Guidelines for Large-Enrollment Writing Intensive Courses

1. Before submitting an application for WI status for a large-enrollment course, the department chair and the prospective WI instructor should meet with Campus Writing Program staff and representatives of the appropriate Board subcommittee.

  • The Campus Writing Board envisions these meetings as an opportunity to clarify the role of writing in the course and to anticipate logistical problems and possible solutions. In particular, these discussions should focus on the use of writing to further course goals, assignment design, the role of TAs, and methods for ensuring grading consistency.

2. An instructor who applies to teach a large-enrollment WI course is required to attend a CWP workshop within the academic year prior to the scheduled beginning of the large course.

  • CWP research shows that participation in a CWP workshop is essential to introducing prospective WI instructors to the philosophical principles and practical methods that underlie successful WI courses. Conversely, faculty who teach WI courses without having attended a workshop comprise the largest category of faculty who do not offer subsequent WI courses.

3. Before WI status is granted to a large-enrollment WI course, the instructor should expect to pilot a somewhat smaller version of the course, team-teach the course, or be mentored by an experienced WI instructor.

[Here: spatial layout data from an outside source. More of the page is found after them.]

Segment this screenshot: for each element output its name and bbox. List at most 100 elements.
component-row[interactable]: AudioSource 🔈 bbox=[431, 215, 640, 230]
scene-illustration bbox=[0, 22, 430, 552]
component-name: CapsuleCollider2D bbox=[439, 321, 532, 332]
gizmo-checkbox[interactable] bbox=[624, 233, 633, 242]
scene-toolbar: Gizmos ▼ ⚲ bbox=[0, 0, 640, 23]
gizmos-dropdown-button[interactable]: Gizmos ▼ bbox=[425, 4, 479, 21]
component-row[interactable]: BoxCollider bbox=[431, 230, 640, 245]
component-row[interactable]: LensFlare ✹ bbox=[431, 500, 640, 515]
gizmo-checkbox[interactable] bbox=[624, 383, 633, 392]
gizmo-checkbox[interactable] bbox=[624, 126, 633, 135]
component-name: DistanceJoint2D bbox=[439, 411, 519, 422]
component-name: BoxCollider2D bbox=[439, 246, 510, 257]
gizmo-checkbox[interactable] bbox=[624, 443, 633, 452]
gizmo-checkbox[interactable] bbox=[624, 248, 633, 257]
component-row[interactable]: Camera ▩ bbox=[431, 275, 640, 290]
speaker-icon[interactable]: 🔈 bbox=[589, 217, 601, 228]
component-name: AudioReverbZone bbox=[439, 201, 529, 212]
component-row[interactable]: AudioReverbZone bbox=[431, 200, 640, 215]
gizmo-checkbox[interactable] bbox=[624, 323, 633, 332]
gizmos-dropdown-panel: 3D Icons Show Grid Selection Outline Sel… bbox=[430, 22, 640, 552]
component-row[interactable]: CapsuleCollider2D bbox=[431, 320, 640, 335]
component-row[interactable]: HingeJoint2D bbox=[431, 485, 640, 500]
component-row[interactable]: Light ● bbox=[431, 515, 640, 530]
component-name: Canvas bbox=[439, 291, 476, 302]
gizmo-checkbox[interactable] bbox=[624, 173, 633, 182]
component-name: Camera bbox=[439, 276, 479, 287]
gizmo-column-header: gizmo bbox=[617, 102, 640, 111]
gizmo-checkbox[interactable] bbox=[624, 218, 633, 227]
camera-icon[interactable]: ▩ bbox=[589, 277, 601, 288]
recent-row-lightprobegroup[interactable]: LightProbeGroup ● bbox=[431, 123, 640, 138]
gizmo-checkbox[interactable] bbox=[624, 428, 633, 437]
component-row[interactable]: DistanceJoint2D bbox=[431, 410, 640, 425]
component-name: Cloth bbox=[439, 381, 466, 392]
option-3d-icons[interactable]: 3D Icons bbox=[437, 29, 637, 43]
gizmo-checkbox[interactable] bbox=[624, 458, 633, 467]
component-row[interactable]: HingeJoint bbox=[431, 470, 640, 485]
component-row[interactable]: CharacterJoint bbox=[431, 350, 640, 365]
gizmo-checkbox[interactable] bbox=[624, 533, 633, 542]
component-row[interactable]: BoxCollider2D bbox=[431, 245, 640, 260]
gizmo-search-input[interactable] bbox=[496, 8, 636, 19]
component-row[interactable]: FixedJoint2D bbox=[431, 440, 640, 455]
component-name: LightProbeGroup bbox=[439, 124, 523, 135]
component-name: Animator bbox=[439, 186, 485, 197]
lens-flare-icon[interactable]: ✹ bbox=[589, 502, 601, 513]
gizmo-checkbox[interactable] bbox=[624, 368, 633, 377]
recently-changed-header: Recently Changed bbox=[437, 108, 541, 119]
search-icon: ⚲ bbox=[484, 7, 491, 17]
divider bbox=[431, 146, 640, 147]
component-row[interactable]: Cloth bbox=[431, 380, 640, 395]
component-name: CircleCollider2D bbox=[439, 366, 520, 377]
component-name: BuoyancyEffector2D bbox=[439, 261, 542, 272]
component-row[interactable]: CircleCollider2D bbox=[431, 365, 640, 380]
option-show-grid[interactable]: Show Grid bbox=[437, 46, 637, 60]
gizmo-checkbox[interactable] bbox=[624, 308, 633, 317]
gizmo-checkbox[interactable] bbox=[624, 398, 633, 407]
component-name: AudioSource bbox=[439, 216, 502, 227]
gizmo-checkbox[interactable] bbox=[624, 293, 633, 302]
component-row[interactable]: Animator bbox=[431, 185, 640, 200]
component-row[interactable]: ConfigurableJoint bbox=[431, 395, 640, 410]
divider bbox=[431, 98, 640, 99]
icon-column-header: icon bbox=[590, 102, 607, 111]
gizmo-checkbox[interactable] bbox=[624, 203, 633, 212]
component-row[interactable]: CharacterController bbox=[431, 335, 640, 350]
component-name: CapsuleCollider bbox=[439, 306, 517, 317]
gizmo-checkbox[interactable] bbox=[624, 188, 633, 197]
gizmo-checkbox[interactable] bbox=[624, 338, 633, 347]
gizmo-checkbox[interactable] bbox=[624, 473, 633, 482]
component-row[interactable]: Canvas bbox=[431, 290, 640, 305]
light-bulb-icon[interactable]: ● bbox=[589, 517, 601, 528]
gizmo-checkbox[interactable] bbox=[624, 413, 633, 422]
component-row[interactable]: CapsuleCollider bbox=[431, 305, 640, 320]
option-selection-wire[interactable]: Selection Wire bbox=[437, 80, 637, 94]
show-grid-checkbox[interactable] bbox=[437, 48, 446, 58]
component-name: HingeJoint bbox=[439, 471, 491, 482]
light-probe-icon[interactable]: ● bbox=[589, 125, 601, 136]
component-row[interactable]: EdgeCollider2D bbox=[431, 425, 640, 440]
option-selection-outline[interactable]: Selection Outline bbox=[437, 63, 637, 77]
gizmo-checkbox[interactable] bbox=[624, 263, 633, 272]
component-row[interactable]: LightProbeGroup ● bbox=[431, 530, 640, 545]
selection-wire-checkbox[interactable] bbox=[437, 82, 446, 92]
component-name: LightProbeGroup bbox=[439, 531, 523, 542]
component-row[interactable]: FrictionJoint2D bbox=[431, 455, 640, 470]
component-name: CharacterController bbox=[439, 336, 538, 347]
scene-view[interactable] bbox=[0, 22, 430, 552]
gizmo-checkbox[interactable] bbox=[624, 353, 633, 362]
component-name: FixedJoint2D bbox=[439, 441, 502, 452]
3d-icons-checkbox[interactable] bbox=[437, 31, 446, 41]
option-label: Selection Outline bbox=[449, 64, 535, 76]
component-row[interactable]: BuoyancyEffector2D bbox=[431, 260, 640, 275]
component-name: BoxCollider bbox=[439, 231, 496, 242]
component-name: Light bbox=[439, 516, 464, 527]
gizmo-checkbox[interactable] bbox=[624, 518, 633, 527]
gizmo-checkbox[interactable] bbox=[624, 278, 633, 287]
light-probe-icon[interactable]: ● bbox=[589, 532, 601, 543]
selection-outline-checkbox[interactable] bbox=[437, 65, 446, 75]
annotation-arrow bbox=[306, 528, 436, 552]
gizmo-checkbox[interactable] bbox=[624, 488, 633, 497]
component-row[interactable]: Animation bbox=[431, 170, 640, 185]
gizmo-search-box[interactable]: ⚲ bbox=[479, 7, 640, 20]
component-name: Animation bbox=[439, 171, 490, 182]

  • The complexities of teaching a large-enrollment WI course demand that an instructor have an opportunity to rehearse major components of the course—writing assignments, grading standards, training sessions with TAs—before being faced with the myriad logistical problems presented by large-enrollment WI courses.

4. The course proposal for large enrollment WI courses should include an explanation of how TAs will be mentored and how the instructor will handle the grading load of such a course.

  • For example, the instructor should guide the following: Methods for norming grading among the TAs and/or instructors; procedures for grading initial drafts, revisions, and final copies of essays; and policies for grade appeals.

5. The Campus Writing Board recognizes that the teaching loads of faculty who are teaching large WI courses will be heavier and recommends instructors of large-enrollment WI courses not be assigned additional teaching responsibilities during the semester they are first teaching the course. In subsequent semesters, additional teaching assignments should be very carefully considered.

  • The Board understands that this guideline may be difficult for some departments to achieve. In stating this preference, the Board wishes to stress the dual teaching responsibility of large WI courses: teachers of such courses actually teach two classes—one for the undergraduate students and another for the graduate student TAs assigned to the course. The latter is as labor-intensive as the former in order not only to ensure grading consistency but also to achieve the professional acculturation of TAs into the teaching of their discipline that is also a purpose of the WI course. The Board encourages departments to consider offering a concurrent, credit-bearing graduate practicum in conjunction with the WI course for those TAs working with the course. In recognition of the work involved and of the service to the University as well as the department, the Board endorses departmental workload incentives already implemented across some units. For example, a workload model which provides an additional .25 hours of workload credit for instructors teaching Writing Intensive or large enrollment courses has been adopted in certain units.

*Large Enrollment = Courses that include multiple TAs to accommodate an expected 25:1 student-instructor ratio.